The government’s proposed ban on new offshore exploration looks likely to halt plans by Methanex for a $100 million-plus emissions reduction project at its Motunui plant.

The company uses natural gas to make methanol and had been considering a project to recover and re-use CO2 from its production processes in order to reduce emissions per tonne of product.

But that project is now unlikely to proceed due to uncertainty about the longevity of affordable gas supplies in New Zealand, says John Kidd, director of sector research at Woodward Partners.

“This is a project that should have been an absolute slam-dunk,” he said. “It’s good for emissions, it’s good for the economy and it’s good for gas continuity.”

Unlike the ban which is bad for emissions, bad for the economy and bad for gas continuity.

Vancouver-based Methanex is the world’s biggest methanol maker and the biggest gas user in New Zealand.

Methanex New Zealand declined to comment on the emissions reduction project. In July it said it had secured sufficient gas to meet half its New Zealand requirements through to 2029, but noted its disappointment with the exploration ban which it said would impact it long-term.

Kidd said carbon dioxide recovery would be a good project, but it required a long pay-back period. Methanex refurbishes its production trains every five years and the uncertainty the government policy change has created means it would struggle to justify investments needing more than five to 10 years to pay off.

Kidd says it is an example of the environmental costs of the proposed ban, which he believes is more likely to increase emissions than reduce them.

The potential for carbon leakage as New Zealand-made products are replaced with products made overseas is “absolutely real”, he said. The fact the coalition is proceeding with the ban shows the government is more focused on shutting down the country’s oil and gas sector earlier than would have been the case, rather than reducing emissions.

“All of the scenarios are negative – some of them dramatically so,” Kidd told BusinessDesk.

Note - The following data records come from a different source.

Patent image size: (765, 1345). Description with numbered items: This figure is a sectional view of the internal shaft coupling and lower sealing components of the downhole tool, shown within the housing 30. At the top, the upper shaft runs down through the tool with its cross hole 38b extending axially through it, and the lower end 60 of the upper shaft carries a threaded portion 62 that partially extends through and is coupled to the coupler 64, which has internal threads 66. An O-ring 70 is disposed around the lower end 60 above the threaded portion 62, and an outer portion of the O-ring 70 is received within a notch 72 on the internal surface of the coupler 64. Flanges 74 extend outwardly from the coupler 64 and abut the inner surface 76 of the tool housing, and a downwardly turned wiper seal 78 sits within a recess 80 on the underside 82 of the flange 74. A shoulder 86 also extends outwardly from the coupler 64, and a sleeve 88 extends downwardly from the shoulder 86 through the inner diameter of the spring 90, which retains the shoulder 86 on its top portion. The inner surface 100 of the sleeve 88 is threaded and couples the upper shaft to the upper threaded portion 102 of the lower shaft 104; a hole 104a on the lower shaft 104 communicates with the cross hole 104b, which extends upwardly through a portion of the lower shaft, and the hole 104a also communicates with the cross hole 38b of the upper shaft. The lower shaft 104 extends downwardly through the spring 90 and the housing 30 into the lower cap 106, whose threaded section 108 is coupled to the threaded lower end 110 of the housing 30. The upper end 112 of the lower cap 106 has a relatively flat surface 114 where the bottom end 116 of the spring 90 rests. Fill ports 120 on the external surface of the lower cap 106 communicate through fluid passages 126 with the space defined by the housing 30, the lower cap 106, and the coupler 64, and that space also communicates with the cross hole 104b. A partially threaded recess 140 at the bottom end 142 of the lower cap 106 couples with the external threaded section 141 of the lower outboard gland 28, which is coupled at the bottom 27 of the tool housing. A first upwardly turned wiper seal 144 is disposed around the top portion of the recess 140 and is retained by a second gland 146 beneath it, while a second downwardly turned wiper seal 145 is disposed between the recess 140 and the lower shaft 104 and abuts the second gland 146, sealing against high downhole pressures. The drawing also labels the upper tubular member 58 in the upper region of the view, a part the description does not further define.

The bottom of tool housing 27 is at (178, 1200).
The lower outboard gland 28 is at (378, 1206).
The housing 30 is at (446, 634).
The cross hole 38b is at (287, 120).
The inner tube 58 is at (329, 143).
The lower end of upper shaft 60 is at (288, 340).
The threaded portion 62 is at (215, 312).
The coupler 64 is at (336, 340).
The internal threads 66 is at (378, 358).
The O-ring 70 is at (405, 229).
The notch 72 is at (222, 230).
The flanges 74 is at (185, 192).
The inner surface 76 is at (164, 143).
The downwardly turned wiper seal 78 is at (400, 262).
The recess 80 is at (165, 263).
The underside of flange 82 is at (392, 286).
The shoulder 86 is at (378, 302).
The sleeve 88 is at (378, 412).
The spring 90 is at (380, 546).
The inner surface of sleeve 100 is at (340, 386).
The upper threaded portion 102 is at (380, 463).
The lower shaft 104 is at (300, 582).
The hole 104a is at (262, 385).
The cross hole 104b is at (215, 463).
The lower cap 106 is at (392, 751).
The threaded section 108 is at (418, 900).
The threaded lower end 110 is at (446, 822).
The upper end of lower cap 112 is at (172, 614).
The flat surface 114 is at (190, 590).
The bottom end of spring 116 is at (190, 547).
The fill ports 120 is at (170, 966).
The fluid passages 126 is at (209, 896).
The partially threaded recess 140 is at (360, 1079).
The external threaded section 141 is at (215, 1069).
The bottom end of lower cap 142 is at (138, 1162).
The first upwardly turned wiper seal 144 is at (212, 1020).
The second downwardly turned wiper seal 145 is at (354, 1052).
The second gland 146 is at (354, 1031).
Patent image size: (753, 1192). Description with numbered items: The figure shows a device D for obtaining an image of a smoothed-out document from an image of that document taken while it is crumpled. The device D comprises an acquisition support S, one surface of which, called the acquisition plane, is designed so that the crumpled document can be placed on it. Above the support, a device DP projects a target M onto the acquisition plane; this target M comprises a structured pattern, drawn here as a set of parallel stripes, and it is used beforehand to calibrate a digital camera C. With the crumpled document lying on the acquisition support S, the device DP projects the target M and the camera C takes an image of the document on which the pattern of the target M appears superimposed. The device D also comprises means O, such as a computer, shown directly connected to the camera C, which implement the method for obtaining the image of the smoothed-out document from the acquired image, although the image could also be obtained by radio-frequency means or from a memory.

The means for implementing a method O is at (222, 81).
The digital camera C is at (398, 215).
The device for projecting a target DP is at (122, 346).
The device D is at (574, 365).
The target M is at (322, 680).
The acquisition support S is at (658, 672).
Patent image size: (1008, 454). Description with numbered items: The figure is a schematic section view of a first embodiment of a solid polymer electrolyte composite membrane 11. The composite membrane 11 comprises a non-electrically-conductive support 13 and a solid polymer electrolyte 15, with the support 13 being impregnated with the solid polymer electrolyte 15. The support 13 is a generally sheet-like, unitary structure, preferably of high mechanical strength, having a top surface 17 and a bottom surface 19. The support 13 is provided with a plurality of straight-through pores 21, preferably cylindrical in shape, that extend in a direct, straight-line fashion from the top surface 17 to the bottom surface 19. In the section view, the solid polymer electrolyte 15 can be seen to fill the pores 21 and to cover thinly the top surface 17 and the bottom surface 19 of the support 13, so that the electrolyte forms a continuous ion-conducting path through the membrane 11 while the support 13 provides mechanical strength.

“And the policy objective of reducing emissions is actually worse.” . .

If the policy was going to have a positive environmental impact it might, just might, be justified but it will make emissions worse.

Oil and gas account for just over half the country’s primary energy supplies. Kidd noted that gas – produced as methanol – brings in more than $1 billion in exports. When converted to urea it displaces about $200 million of imported product, while locally produced LPG displaces about $200 million of imported fuel.

The ban loses billions in foregone income, will lead to job losses, will increase emissions and reduce fuel security.

It combines rank stupidity with political posturing at a high environmental, financial and social cost.

4 Responses to Emissions reduction project first victim

  1. Mr E says:

    This is good stuff Ele. I’ve been surprised by Nationals avoidance of any conversation around the environment/economy interaction. I think they need to engage on these conversations with more voracity. I doubt the polling that frightens them off this angle does this with great validity.

    When the government has setup committee after committee to take on challenging issues, but flat out banned exploration without consultation – there’s a reason. I suspect they are afraid of the whole argument. That it will not support their goals.

    I think this issue is a sleeping giant that needs continual poking with a stick.

    I see the Government risking the economy in the hope to achieve foreign admiration. Climate change will be the next cab off the ranks. I expect the Government to throw the country under the bus on the basis of global leadership, when there are no guarantees others will follow. It is Russian roulette with the economy. And with climate change in itself.

    I have always been suspicious of those that seek grandeur at the cost of the people (short term and long term).

    I also want to know when we will see Ele Ludemann running for National. I think you could make a fantastic Prime Minister. I’m not sure Grant would emulate a Gayford approach but I’m sure he could make it work. I am thankful for my anonymity right now.

  2. homepaddock says:

    When Mr E? While I appreciate the confidence you show in me, the answer is never.

  3. adamsmith1922 says:

    Reblogged this on The Inquiring Mind.

  4. Mr E says:

    I know you do a lot in that sphere already. And I am greatful.

    My attempts at planting a seed may remain quarantined. However it is worth noting every great idea has humble beginnings.